Just finished Christopher Browning’s “Ordinary Men”, the classic study of a Nazi police battalion that murdered some 83,ooo Jews in 1941-43.
Browning found that most of the German policemen , who shot infants in the head at point-blank range, were not Nazis. Most were middle-aged men who came from Hamburg, a city that had been staunchly anti-Nazi during Hitler’s rise to power. In short, this battalion of older, working-class Germans were the last people you would expect to become mass murderers.
And now we come to Fort Hood shooter Nidal Malik Hasan. What does a Nazi murder unit have to do with a Muslim psychiatrist-turned-killer? Simply the fact that sane, respectable people can commit evil acts. Some experts believe that post-traumatic stress disorder caused Hasan to murder 13 soldiers, even though he hadn’t served in combat and hadn’t been deployed to Iraq or Afghanistan (he did have to listen to horrible stories from his patients, but then so do many psychiatrists and policemen, and most don’t commit mass murder).

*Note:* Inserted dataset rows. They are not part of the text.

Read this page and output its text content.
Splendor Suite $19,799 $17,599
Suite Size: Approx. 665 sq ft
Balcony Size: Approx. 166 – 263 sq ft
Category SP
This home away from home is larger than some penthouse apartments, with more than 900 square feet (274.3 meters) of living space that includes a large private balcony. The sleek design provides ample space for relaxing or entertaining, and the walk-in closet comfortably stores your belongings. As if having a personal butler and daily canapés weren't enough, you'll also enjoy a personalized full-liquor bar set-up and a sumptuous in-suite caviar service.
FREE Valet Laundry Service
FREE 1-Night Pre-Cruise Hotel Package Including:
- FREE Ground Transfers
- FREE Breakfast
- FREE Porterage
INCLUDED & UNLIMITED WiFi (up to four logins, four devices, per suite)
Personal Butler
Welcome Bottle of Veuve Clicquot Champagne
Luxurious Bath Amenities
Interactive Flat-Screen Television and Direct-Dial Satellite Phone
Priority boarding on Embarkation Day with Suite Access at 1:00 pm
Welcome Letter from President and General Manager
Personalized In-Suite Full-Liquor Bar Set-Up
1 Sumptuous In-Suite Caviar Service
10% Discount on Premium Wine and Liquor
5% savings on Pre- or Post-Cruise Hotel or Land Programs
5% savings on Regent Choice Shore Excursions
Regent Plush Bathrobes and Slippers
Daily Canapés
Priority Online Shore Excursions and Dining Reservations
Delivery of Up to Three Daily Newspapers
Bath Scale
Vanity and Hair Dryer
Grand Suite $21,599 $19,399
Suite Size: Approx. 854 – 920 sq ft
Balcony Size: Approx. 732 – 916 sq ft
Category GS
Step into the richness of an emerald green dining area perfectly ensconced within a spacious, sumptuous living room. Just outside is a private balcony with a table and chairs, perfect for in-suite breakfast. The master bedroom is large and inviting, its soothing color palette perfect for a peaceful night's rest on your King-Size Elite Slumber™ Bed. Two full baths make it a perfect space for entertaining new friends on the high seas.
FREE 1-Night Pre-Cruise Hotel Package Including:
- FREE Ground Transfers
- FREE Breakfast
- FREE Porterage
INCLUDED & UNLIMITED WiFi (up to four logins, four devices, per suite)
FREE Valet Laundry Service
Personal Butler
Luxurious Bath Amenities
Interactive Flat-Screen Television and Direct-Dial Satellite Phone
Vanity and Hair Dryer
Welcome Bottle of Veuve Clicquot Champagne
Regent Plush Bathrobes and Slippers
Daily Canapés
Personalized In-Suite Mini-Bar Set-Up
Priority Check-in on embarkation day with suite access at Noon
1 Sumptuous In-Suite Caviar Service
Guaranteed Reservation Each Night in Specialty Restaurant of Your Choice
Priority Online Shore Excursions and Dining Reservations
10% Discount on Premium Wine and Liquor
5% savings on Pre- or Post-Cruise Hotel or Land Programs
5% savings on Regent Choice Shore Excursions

The point isn’t that PTSD or other mental health issues were not primary causes for Hasan’s attack. The point is that people can commit evil acts for a variety of reasons, even if they aren’t mentally ill. If it’s wrong to assume Hasan’s act was some demonic manifestation of Islamic ideology, then it’s equally wrong to assume that this was merely a failure of military mental health screening. It may be that jihadist ideology and Hasan’s personal issues were mixed into a toxic brew in Hasan’s troubled mind. But a lot of soldiers will have troubles, regardless of how much counseling we offer them. If Islamic ideology is a catalyst than can drive them to murder their comrades while shouting “Alahu Akhbar!”, then we need to ask if other soldiers are vulnerable to this and what we can do about it. Give Muslim soldiers the option of leaving the service? That’s un-American and exactly what the jihadists would like us to do.
There will not be an easy answer. But denying human free will is not an answer. Major Nidal Malik Hasan had choices, and he made his choice.